The processing of sensitive PD must also be approved by the Personal Data Protection Committee, with the application including a form and an impact assessment report with contents similar to those for a data cross-border transfer.
Sanctions against Violation
The draft Decree proposes to apply a monetary fine range of VND 50 million to 80 million (approx. US$ 2,170 to 3,480) for violations in relation to rights of the data subjects, data storage, destruction, disclosure, processing (including those by automatic means), accuracy and data relating to children. The monetary fine range would be raised to VND 80 million to 100 million (approx. US$ 3,480 to 4,350) for violations in relation to cross-border transfer of PD, processing of sensitive data, and failure to apply technical measures. For the latter violations, additional sanctions may also include the suspension of data processing for one to three months and revocation of the rights to process sensitive data and cross-border transfer.
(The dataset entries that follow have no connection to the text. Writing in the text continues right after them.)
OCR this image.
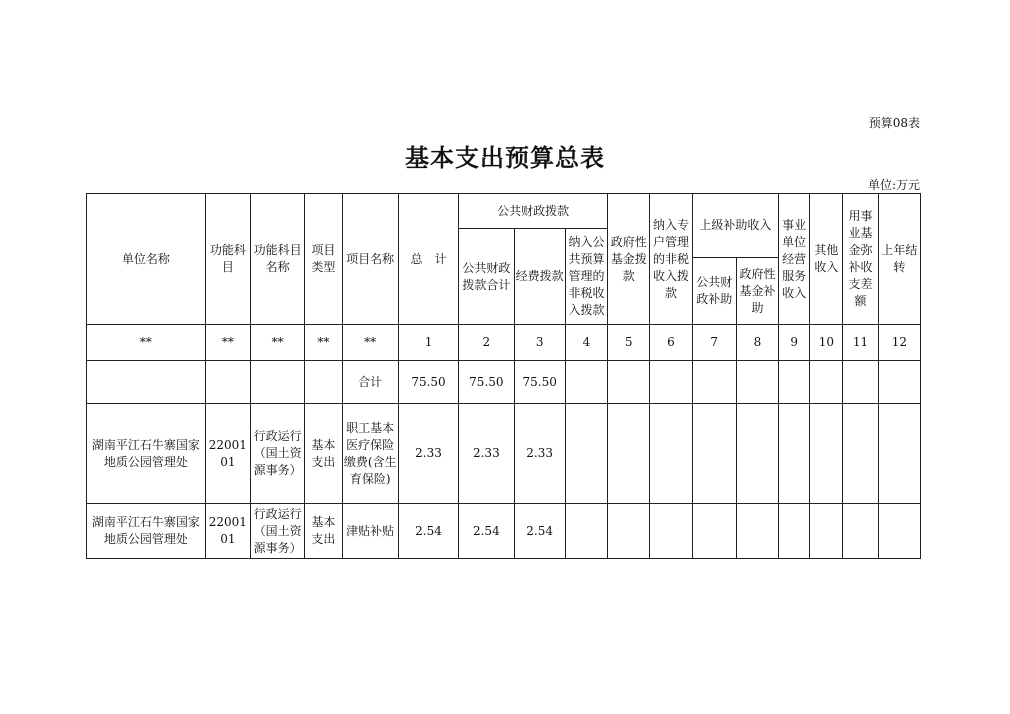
预算08表
基本支出预算总表
单位:万元
单位名称	功能科目	功能科目名称	项目类型	项目名称	总　计	公共财政拨款			政府性基金拨款	纳入专户管理的非税收入拨款	上级补助收入		事业单位经营服务收入	其他收入	用事业基金弥补收支差额	上年结转
						公共财政拨款合计	经费拨款	纳入公共预算管理的非税收入拨款								
											公共财政补助	政府性基金补助				
**	**	**	**	**	1	2	3	4	5	6	7	8	9	10	11	12
				合计	75.50	75.50	75.50									
湖南平江石牛寨国家地质公园管理处	2200101	行政运行（国土资源事务）	基本支出	职工基本医疗保险缴费(含生育保险)	2.33	2.33	2.33									
湖南平江石牛寨国家地质公园管理处	2200101	行政运行（国土资源事务）	基本支出	津贴补贴	2.54	2.54	2.54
For repeat violations, a monetary fine of 5% of the total revenue of the violator may be imposed.
Apart from the above, the draft Decree also covers –
circumstances that PD can be processed or disclosed without prior consent from the data subjects, automated processing of PD;
required technical security measures and publication of PD protection policies;
storage, deletion and destruction of PD;
processing of PD in relation to children; and
PD processing for scientific research and statistics purposes.
There are certain areas in the draft Decree that seemingly overlap with other decrees (e.g. Decree No. 52/2013/ND-CP dated May 16, 2013 on E-Commerce and Decree No. 72/2013/ND-CP dated 15 July 2013 on the Management, Provision and Use of Internet Services and Online Information) and the pending draft decree guiding the implementation of the Vietnamese Cyber Security Law. It remains to be seen how the MPS would reconcile the differences between the draft Decree and other existing legal instruments. The MPS aims to finalise the draft and submit it to the Government within the first quarter of 2021.